授業が終わるといっせいに僕たちの席に人が集まってきた。
「王太子殿下がなぜこのクラスにいらっしゃるのですか?」
「大事な任務があってね。」
ほとんどの人がそれを知りたがってたのだろう。それを聞くと、半分ほどの人が席から離れていった。
「ねぇ、ソルテ嬢はどこの男爵家の令嬢ですの?」
「男爵家じゃないのよ。」ソルテの回答。
「先生、男爵家じゃない人がこのクラスにいるのですが、どういうことでしょうか?」
「ソルテさんは、ある日突然宮殿を訪ねてきて、今、処分待ちなのですよ。正確には、処分が決まっていないということです。」
「平民ということですわね。時間を割いて損でしたわ。この後、家庭教師が屋敷にきますのに。

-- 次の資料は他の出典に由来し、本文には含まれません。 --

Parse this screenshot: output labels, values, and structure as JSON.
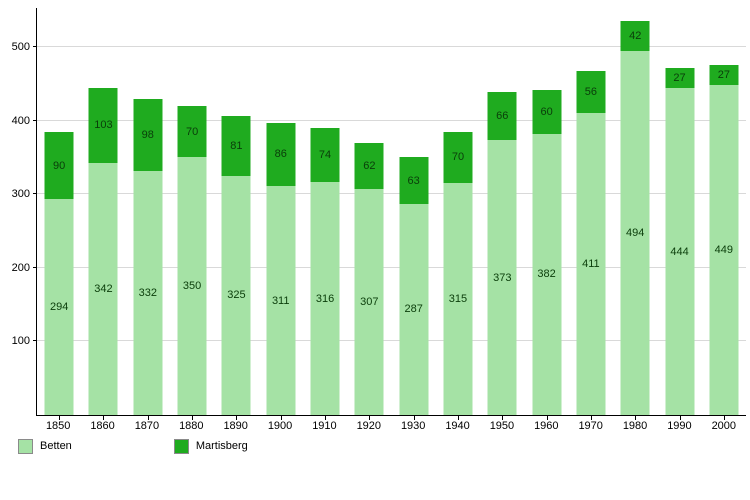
{
  "chart_data": {
    "type": "bar",
    "stacked": true,
    "title": "",
    "xlabel": "",
    "ylabel": "",
    "categories": [
      "1850",
      "1860",
      "1870",
      "1880",
      "1890",
      "1900",
      "1910",
      "1920",
      "1930",
      "1940",
      "1950",
      "1960",
      "1970",
      "1980",
      "1990",
      "2000"
    ],
    "series": [
      {
        "name": "Betten",
        "color": "#a5e2a5",
        "values": [
          294,
          342,
          332,
          350,
          325,
          311,
          316,
          307,
          287,
          315,
          373,
          382,
          411,
          494,
          444,
          449
        ]
      },
      {
        "name": "Martisberg",
        "color": "#1fab1f",
        "values": [
          90,
          103,
          98,
          70,
          81,
          86,
          74,
          62,
          63,
          70,
          66,
          60,
          56,
          42,
          27,
          27
        ]
      }
    ],
    "yticks": [
      100,
      200,
      300,
      400,
      500
    ],
    "ylim": [
      0,
      553
    ],
    "grid": true,
    "legend_position": "bottom-left",
    "colors": {
      "axis": "#000000",
      "gridline": "#d9d9d9",
      "bar_label": "#0a3d0a",
      "background": "#ffffff"
    }
  }
}
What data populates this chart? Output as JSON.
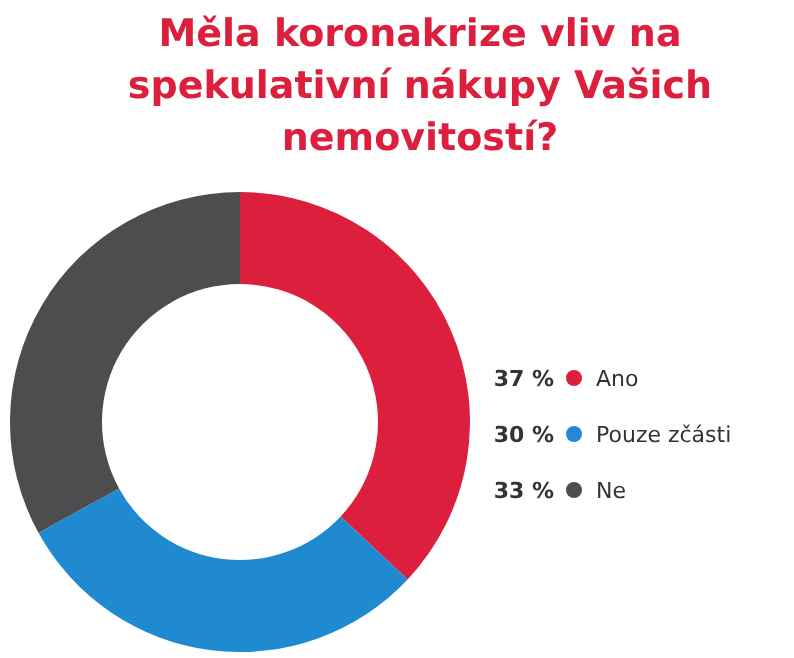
{
  "chart_data": {
    "type": "donut",
    "title": "Měla koronakrize vliv na spekulativní nákupy Vašich nemovitostí?",
    "categories": [
      "Ano",
      "Pouze zčásti",
      "Ne"
    ],
    "values": [
      37,
      30,
      33
    ],
    "value_labels": [
      "37 %",
      "30 %",
      "33 %"
    ],
    "colors": [
      "#dc1f3c",
      "#1f8ad0",
      "#4d4d4f"
    ],
    "legend": "right"
  }
}
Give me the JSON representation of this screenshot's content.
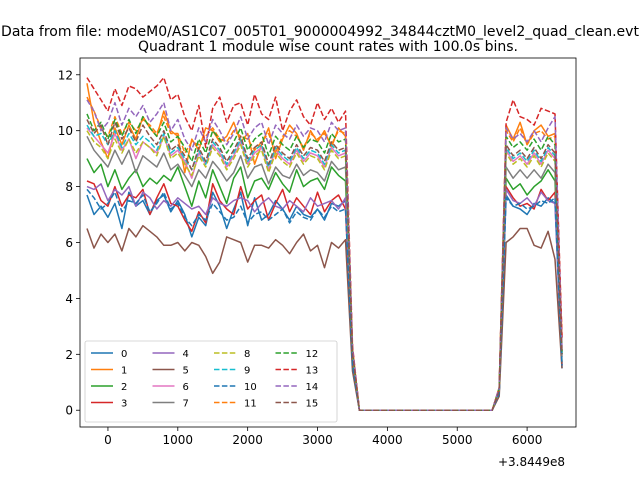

みなさん、帰りましょ。」
「そうですわね。」
ぞろぞろと教室から人が出て行った。
「王太子殿下、一緒に帰りましょ♡」
「ヴィクトリア嬢、今日は任務が会って一緒には帰れないよ。」
「まあ!いえ、お忙しいところ声をかけてしまい失礼しました。」
「じゃあこれで僕は。」
その後もソルテを尾行した。
今回の話はどうでしたか?次回もお楽しみに!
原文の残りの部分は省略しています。